The Drug Enforcement Administration (DEA) announced proposed permanent rules for the prescribing of controlled medications through telemedicine with new appropriate safeguards.
The Drug Enforcement Administration (DEA) announced proposed permanent rules for the prescribing of controlled medications through telemedicine with new appropriate safeguards.
These rules — developed with the U.S. Department of Health and Human Services and the U.S. Department of Verterans Affairs — are expanding patient access to critical therapies beyond the scheduled end of the COVID-19 public health emergency.

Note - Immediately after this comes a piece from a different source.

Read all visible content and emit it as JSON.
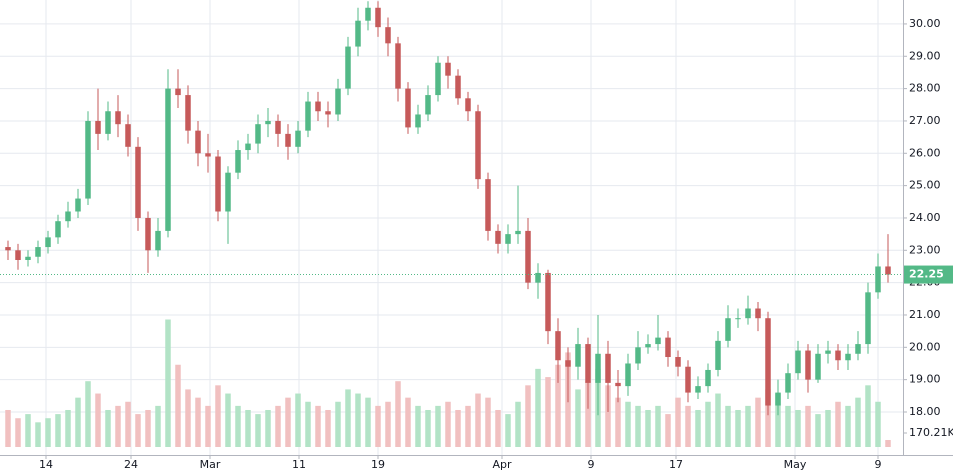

In specific, doctors would be recquired to evaluate patients in person before writing prescriptions for some controlled medications and meeting them through a telemedicine consultation.
For these types of consultations, the proposed telemedicine rules would allow medical practitioners to prescribe a 30-day supply of Schedule III-V non-narcotic controlled medication and a 30-day supply of buprenorphine for the treatment of opioid use disorder without an in-person evaluation or referral from a medical practitioner that has conducted an in-person evaluation, as long as the prescription is otherwise consistent with any applicable Federal and State laws.
The public has 30 days to review and comment on the proposals, which DEA will then consider before drafting final regulations.
DEA Administrator Anne Milgram said in a release, the permanent expansion of telemedicine flexibilities would continue greater access to care for patients across the country, while ensuring the safety of patients.
"DEA is committed to the expansion of telemedicine with guardrails that prevent the online overprescribing of controlled medications that can cause harm," Milgram added.
The proposed telemedicine rules also further DEA’s goal of expanding access to medication for opioid use disorder to anyone in the country who needs it, the DEA release said.
“Medication for opioid use disorder helps those who are fighting to overcome substance use disorder by helping people achieve and sustain recovery, and also prevent drug poisonings,” said Milgram. “The telemedicine regulations would continue to expand access to buprenorphine for patients with opioid use disorder.”